Comme la plupart des sciences humaines, l'économie peut aborder son objet de deux points de vue complémentaires :
elle est dite positive lorsqu'elle s'attache à expliquer les conséquences des différents choix et à décrire la réalité de son objet, et normative lorsqu'elle prescrit une action, ou une route à suivre.

On trouve d'autres part différentes méthodes utilisées par certains économistes pour tester ou construire leurs théories. Les plus significatifs sont sans doute :
- l'économétrie, qui applique les techniques mathématiques, statistiques et probabilistes à l'étude des données économiques.
- l'économie expérimentale qui au contraire étudie les motivations économiques « en laboratoire », auprès de petits groupe et rejoint ainsi l'économie comportementale .

Contrairement à la plupart des sciences sociales, l'économie fait depuis longtemps (depuis les physiocrates) un large usage de modèles mathématiques.
Cette utilisation des modèles est rendue nécessaire par le grand nombre de données à traiter et la volonté d'en tirer des lois générales dont le choix est justifiable.
Les économistes pensent ainsi que les méthodes mathématiques encouragent les chercheurs à se concentrer sur l'essentiel, et rendent l'exposition moins sujette aux ambiguïtés.
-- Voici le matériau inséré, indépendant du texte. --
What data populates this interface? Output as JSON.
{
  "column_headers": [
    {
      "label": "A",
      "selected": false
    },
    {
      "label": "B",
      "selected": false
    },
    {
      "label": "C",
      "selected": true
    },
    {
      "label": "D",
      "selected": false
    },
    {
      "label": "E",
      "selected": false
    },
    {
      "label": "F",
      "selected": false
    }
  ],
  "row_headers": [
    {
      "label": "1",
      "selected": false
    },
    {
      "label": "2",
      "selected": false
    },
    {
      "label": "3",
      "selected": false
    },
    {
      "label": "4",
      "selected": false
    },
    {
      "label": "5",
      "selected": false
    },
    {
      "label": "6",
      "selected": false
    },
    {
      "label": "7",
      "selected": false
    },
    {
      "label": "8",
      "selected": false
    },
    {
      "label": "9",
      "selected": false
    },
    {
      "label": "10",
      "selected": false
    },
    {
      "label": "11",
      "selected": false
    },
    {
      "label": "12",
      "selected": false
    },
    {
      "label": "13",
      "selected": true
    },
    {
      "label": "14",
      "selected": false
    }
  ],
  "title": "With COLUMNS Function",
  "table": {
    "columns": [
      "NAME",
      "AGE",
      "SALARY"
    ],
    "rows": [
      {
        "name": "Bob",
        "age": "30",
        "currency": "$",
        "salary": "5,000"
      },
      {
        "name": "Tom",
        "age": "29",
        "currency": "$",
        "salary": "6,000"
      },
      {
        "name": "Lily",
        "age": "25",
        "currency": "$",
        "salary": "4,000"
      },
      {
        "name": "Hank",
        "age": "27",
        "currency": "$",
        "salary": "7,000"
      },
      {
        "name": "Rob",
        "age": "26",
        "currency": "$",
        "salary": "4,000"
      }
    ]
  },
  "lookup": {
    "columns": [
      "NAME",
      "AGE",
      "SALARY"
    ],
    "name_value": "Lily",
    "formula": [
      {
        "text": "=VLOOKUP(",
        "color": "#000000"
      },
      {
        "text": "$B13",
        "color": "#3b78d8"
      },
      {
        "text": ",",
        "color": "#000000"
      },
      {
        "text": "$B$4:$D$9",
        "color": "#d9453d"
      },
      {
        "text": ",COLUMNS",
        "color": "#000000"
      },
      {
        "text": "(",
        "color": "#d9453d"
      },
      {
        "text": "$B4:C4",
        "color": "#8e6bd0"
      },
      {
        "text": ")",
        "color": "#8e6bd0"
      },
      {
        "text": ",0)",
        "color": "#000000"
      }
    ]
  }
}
Néanmoins, si l'on constate parfois l'utilisation de mathématiques supérieures, telles que le calcul différentiel ou intégral, la plupart du temps on n'utilise que de l'algèbre relativement simple.
Les bases de l'économie peuvent donc être enseignées avec de l'arithmétique élémentaire et de simples graphes, sans nécessairement devoir connaître les théories mathématiques sous-jacentes.


Domaines d'étude de l'économie

Certains aspects de l'économie requièrent une attention particulière :
le commerce, l'allocation des ressources, la concurrence et la monnaie.

Plus généralement, l'économie est souvent divisée en deux grandes catégories :
- la micro-économie,
qui traite des comportements et des interactions entre les agents économiques (ménages, entreprises, administration, associations) ;
- la macroéconomie,
qui examine une économie comme un ensemble, en tentant de comprendre les interactions entre les différents agrégats que sont le revenu, l'emploi, l'investissement, l'épargne, etc.

Les tentatives de réunion de ces deux branches ont été l'un des principaux moteurs de la pensée économique contemporaine, durant les années 1970 et le début des années 1980.
Aujourd'hui, un consensus semble s'être formé chez les économistes orthodoxes autour de l'idée que la micro-économie constitue le fondement de la macroéconomie.

Cette idée est cependant très contestée.
En effet, un certain nombre de chercheurs épistémologues de l'économie comme Claude Mouchot par exemple, réfutent cette idée de façon catégorique.
Au sein de ces grandes divisions, on trouve des zones d'étude plus spécialisées, qui tentent de répondre aux questions du point de vue — plus large — de l'activité humaine.

Peu à peu, les théories économiques ont trouvé des applications dans des contextes beaucoup plus vastes.
En effet, on peut considérer que dans tout domaine où les individus sont confrontés à des choix — l'éducation, le mariage, la vie publique, etc. —, on peut trouver un aspect économique.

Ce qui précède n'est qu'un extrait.